Andy Fuson is founder of the Barbershop Revival, an event that celebrates the little-known black roots of barbershop singing.

Along with her husband, Warren Fuson, director of the Barbershop Revival, the pair held the first event at North Carolina Central University last year.

Andy Fuson said, “We want people who attend to learn how much fun it is to learn the joy of singing, but we also want them to get the cultural perspective.”

Participants learn to sing in barbershop style and perform in front of an audience at the end of the event.

Imani Graham, a third-year student at NCCU, said the 2019 Barbershop Revival taught her a different approach to music.

Graham said, “Me being a voice major, it is definitely something I could apply to other pieces of music.”

Participants learn from visiting instructors. This year, the planned clinicians included Robert Cox, Maria Ellis, David Wright and Carol Stephenson.

Additionally, barbershop groups Halo and Forefront were set to instruct and perform, Andy Fuson said, as well as “this year’s gospel guests, The Gospel Jubilators.”

Beyond just the singing, Jawan Davidson, a second-year vocal jazz major and Ella Fitzgerald scholar at NCCU, said the visiting groups taught them a lot about history and culture that few people know about.

Warren Fuson said barbershop is not something you can get people interested in by telling them about it.

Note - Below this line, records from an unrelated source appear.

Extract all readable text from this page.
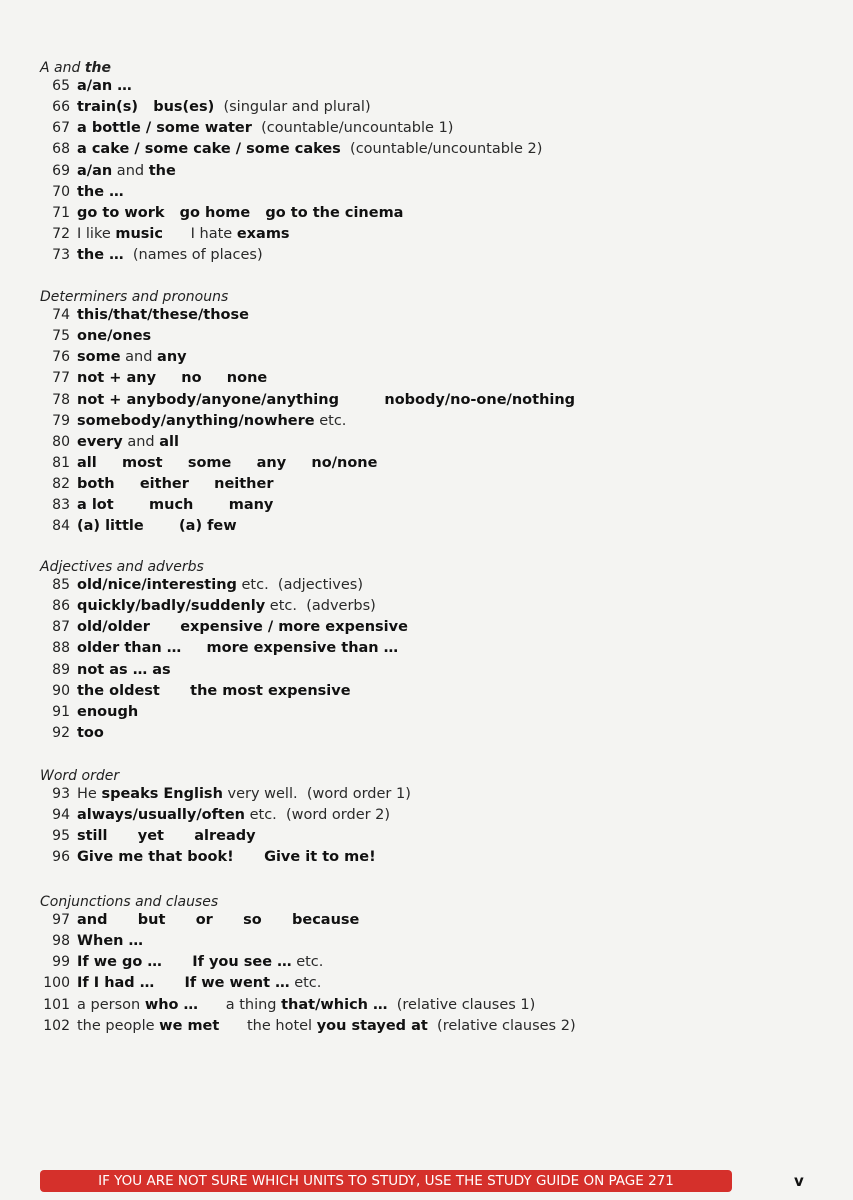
A and the
65 a/an …
66 train(s)   bus(es) (singular and plural)
67 a bottle / some water (countable/uncountable 1)
68 a cake / some cake / some cakes (countable/uncountable 2)
69 a/an and the
70 the …
71 go to work   go home   go to the cinema
72 I like music I hate exams
73 the … (names of places)
Determiners and pronouns
74 this/that/these/those
75 one/ones
76 some and any
77 not + any     no     none
78 not + anybody/anyone/anything         nobody/no-one/nothing
79 somebody/anything/nowhere etc.
80 every and all
81 all     most     some     any     no/none
82 both     either     neither
83 a lot       much       many
84 (a) little       (a) few
Adjectives and adverbs
85 old/nice/interesting etc.  (adjectives)
86 quickly/badly/suddenly etc.  (adverbs)
87 old/older      expensive / more expensive
88 older than …     more expensive than …
89 not as … as
90 the oldest      the most expensive
91 enough
92 too
Word order
93 He speaks English very well.  (word order 1)
94 always/usually/often etc.  (word order 2)
95 still      yet      already
96 Give me that book!      Give it to me!
Conjunctions and clauses
97 and      but      or      so      because
98 When …
99 If we go …      If you see … etc.
100 If I had …      If we went … etc.
101 a person who … a thing that/which … (relative clauses 1)
102 the people we met the hotel you stayed at (relative clauses 2)
IF YOU ARE NOT SURE WHICH UNITS TO STUDY, USE THE STUDY GUIDE ON PAGE 271	v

He said, “Doing it, experiencing it, is what makes people perk up and say, ‘Oh, that’s pretty cool.’”

History

The Barbershop Revival includes a panel discussion about the roots of barbershop, as well as a lecture from David Wright, scholar and historian from the Barbershop Harmony Society.

It was a lecture from Wright that inspired Andy and Warren Fuson to start the Barbershop Revival in the first place.

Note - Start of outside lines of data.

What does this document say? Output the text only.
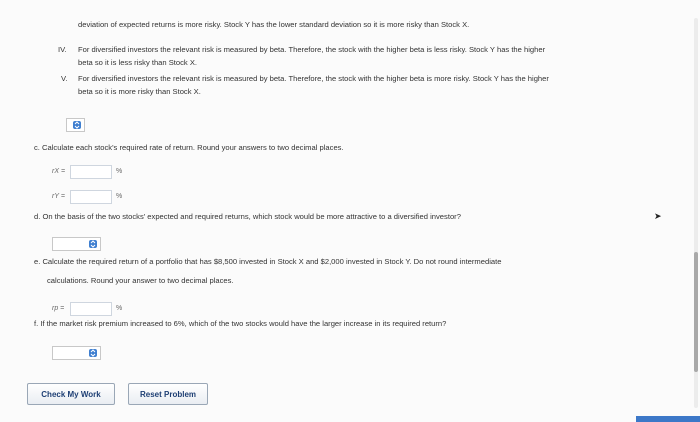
deviation of expected returns is more risky. Stock Y has the lower standard deviation so it is more risky than Stock X.
IV. For diversified investors the relevant risk is measured by beta. Therefore, the stock with the higher beta is less risky. Stock Y has the higher
beta so it is less risky than Stock X.
V. For diversified investors the relevant risk is measured by beta. Therefore, the stock with the higher beta is more risky. Stock Y has the higher
beta so it is more risky than Stock X.
c. Calculate each stock's required rate of return. Round your answers to two decimal places.
rX =	%
rY =	%
d. On the basis of the two stocks' expected and required returns, which stock would be more attractive to a diversified investor?	➤
e. Calculate the required return of a portfolio that has $8,500 invested in Stock X and $2,000 invested in Stock Y. Do not round intermediate
calculations. Round your answer to two decimal places.
rp =	%
f. If the market risk premium increased to 6%, which of the two stocks would have the larger increase in its required return?
Check My Work	Reset Problem
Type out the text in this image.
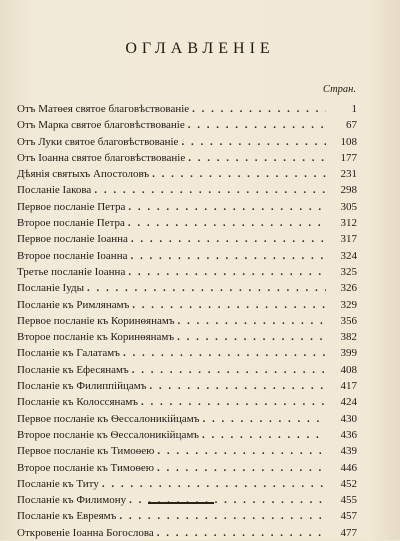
ОГЛАВЛЕНIЕ
Стран.
Отъ Матѳея святое благовѣствованiе . . .	1
Отъ Марка святое благовѣствованiе . . .	67
Отъ Луки святое благовѣствованiе . . .	108
Отъ Iоанна святое благовѣствованiе . . .	177
Дѣянiя святыхъ Апостоловъ . . .	231
Посланiе Iакова . . .	298
Первое посланiе Петра . . .	305
Второе посланiе Петра . . .	312
Первое посланiе Iоанна . . .	317
Второе посланiе Iоанна . . .	324
Третье посланiе Iоанна . . .	325
Посланiе Iуды . . .	326
Посланiе къ Римлянамъ . . .	329
Первое посланiе къ Коринѳянамъ . . .	356
Второе посланiе къ Коринѳянамъ . . .	382
Посланiе къ Галатамъ . . .	399
Посланiе къ Ефесянамъ . . .	408
Посланiе къ Филиппiйцамъ . . .	417
Посланiе къ Колоссянамъ . . .	424
Первое посланiе къ Ѳессалоникiйцамъ . . .	430
Второе посланiе къ Ѳессалоникiйцамъ . . .	436
Первое посланiе къ Тимоѳею . . .	439
Второе посланiе къ Тимоѳею . . .	446
Посланiе къ Титу . . .	452
Посланiе къ Филимону . . .	455
Посланiе къ Евреямъ . . .	457
Откровенiе Iоанна Богослова . . .	477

In an article in the Harmonizer magazine, the Barbershop Harmony Society’s bimonthly publication, Wright explained the history of Barbershop.

According to Wright, “In the late 1800s barbershop was pervasive in black culture.”

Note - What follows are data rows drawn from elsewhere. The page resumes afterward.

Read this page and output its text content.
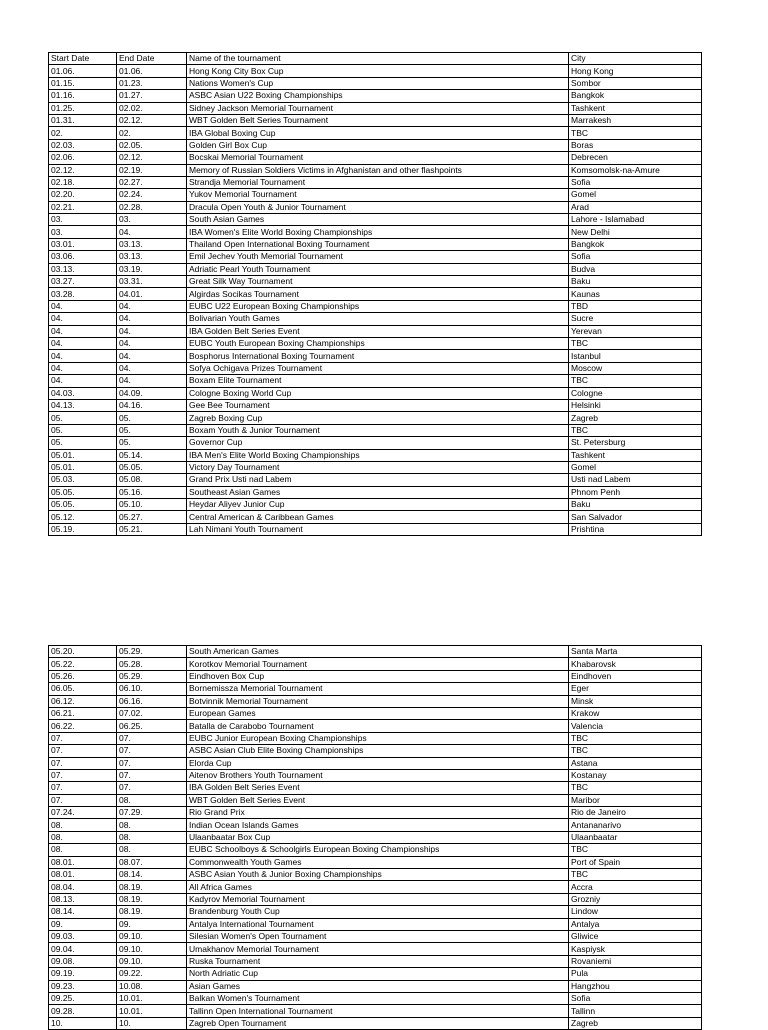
Start Date	End Date	Name of the tournament	City
01.06.	01.06.	Hong Kong City Box Cup	Hong Kong
01.15.	01.23.	Nations Women's Cup	Sombor
01.16.	01.27.	ASBC Asian U22 Boxing Championships	Bangkok
01.25.	02.02.	Sidney Jackson Memorial Tournament	Tashkent
01.31.	02.12.	WBT Golden Belt Series Tournament	Marrakesh
02.	02.	IBA Global Boxing Cup	TBC
02.03.	02.05.	Golden Girl Box Cup	Boras
02.06.	02.12.	Bocskai Memorial Tournament	Debrecen
02.12.	02.19.	Memory of Russian Soldiers Victims in Afghanistan and other flashpoints	Komsomolsk-na-Amure
02.18.	02.27.	Strandja Memorial Tournament	Sofia
02.20.	02.24.	Yukov Memorial Tournament	Gomel
02.21.	02.28.	Dracula Open Youth & Junior Tournament	Arad
03.	03.	South Asian Games	Lahore - Islamabad
03.	04.	IBA Women's Elite World Boxing Championships	New Delhi
03.01.	03.13.	Thailand Open International Boxing Tournament	Bangkok
03.06.	03.13.	Emil Jechev Youth Memorial Tournament	Sofia
03.13.	03.19.	Adriatic Pearl Youth Tournament	Budva
03.27.	03.31.	Great Silk Way Tournament	Baku
03.28.	04.01.	Algirdas Socikas Tournament	Kaunas
04.	04.	EUBC U22 European Boxing Championships	TBD
04.	04.	Bolivarian Youth Games	Sucre
04.	04.	IBA Golden Belt Series Event	Yerevan
04.	04.	EUBC Youth European Boxing Championships	TBC
04.	04.	Bosphorus International Boxing Tournament	Istanbul
04.	04.	Sofya Ochigava Prizes Tournament	Moscow
04.	04.	Boxam Elite Tournament	TBC
04.03.	04.09.	Cologne Boxing World Cup	Cologne
04.13.	04.16.	Gee Bee Tournament	Helsinki
05.	05.	Zagreb Boxing Cup	Zagreb
05.	05.	Boxam Youth & Junior Tournament	TBC
05.	05.	Governor Cup	St. Petersburg
05.01.	05.14.	IBA Men's Elite World Boxing Championships	Tashkent
05.01.	05.05.	Victory Day Tournament	Gomel
05.03.	05.08.	Grand Prix Usti nad Labem	Usti nad Labem
05.05.	05.16.	Southeast Asian Games	Phnom Penh
05.05.	05.10.	Heydar Aliyev Junior Cup	Baku
05.12.	05.27.	Central American & Caribbean Games	San Salvador
05.19.	05.21.	Lah Nimani Youth Tournament	Prishtina
05.20.	05.29.	South American Games	Santa Marta
05.22.	05.28.	Korotkov Memorial Tournament	Khabarovsk
05.26.	05.29.	Eindhoven Box Cup	Eindhoven
06.05.	06.10.	Bornemissza Memorial Tournament	Eger
06.12.	06.16.	Botvinnik Memorial Tournament	Minsk
06.21.	07.02.	European Games	Krakow
06.22.	06.25.	Batalla de Carabobo Tournament	Valencia
07.	07.	EUBC Junior European Boxing Championships	TBC
07.	07.	ASBC Asian Club Elite Boxing Championships	TBC
07.	07.	Elorda Cup	Astana
07.	07.	Aitenov Brothers Youth Tournament	Kostanay
07.	07.	IBA Golden Belt Series Event	TBC
07.	08.	WBT Golden Belt Series Event	Maribor
07.24.	07.29.	Rio Grand Prix	Rio de Janeiro
08.	08.	Indian Ocean Islands Games	Antananarivo
08.	08.	Ulaanbaatar Box Cup	Ulaanbaatar
08.	08.	EUBC Schoolboys & Schoolgirls European Boxing Championships	TBC
08.01.	08.07.	Commonwealth Youth Games	Port of Spain
08.01.	08.14.	ASBC Asian Youth & Junior Boxing Championships	TBC
08.04.	08.19.	All Africa Games	Accra
08.13.	08.19.	Kadyrov Memorial Tournament	Grozniy
08.14.	08.19.	Brandenburg Youth Cup	Lindow
09.	09.	Antalya International Tournament	Antalya
09.03.	09.10.	Silesian Women's Open Tournament	Gliwice
09.04.	09.10.	Umakhanov Memorial Tournament	Kaspiysk
09.08.	09.10.	Ruska Tournament	Rovaniemi
09.19.	09.22.	North Adriatic Cup	Pula
09.23.	10.08.	Asian Games	Hangzhou
09.25.	10.01.	Balkan Women's Tournament	Sofia
09.28.	10.01.	Tallinn Open International Tournament	Tallinn
10.	10.	Zagreb Open Tournament	Zagreb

Many African Americans harmonized in barbershop style, according to Wright, on the street and in performances. The style thrived in New Orleans, where Louis Armstong recalled singing in his youth.

The roots of barbershop harmony began to disappear as recording companies tried to appeal to white audiences.

“That’s who was buying records,” Andy Fuson said, “White people had the money.”

White quartets were hired to sing barbershop, while black quartets did not get the same attention.

“So they took their skills to church and made gospel,” Andy Fuson said.

Gospel and barbershop share characteristics, as do barbershop and jazz.

Lenora Helm Hammonds is the director of the vocal jazz ensemble at NCCU and an assistant professor of jazz studies.

She said she was eager to participate in the Barbershop Revival because “there is a lot of overlap in vocal jazz ensembles.”

The full chorus performs at the 2019 Barbershop Revival. Jay Attys, a graduating master student in the Jazz Studies Department at NCCU, said “Barbershop is one of those things that you hear it in the sound, just like the purity of harmonies that the richness of just a great, beautiful tradition that’s come from American culture.”(Photo courtesy of Ken Thomas and Warren Fuson.)

Getting Started

After Andy and Warren Fuson attended one of David Wright’s lectures, they knew they wanted to help bring barbershop harmony back to its roots.

Warren Fuson said, “It took us two years to build up the nerve to actually start approaching people.”

The Fusons were wary of being offensive and did not want to seem like they were selling the idea of lost heritage.

Roberta Laws, choir director at NCCU, heard the Fusons wanted to partner with an HBCU.

The history of barbershop interested Laws, and she was disturbed that other HBCUs had not been receptive to the Fuson’s idea.

Andy Fuson said, “As far as we know, we are the first people to ever reach out to the HBCUs on behalf of barbershop.”

Laws said, “We’re right here in Durham where they live. So I asked them to come over and let’s have a conversation about it.”

The Barbershop Harmony Society supports the Fuson’s outreach as a part of the organization’s mission of “Everybody in Harmony”.

Andy Fuson said, “Barbershop Revival is an extension of everyone in harmony. BHS has given us enormous amounts of support.”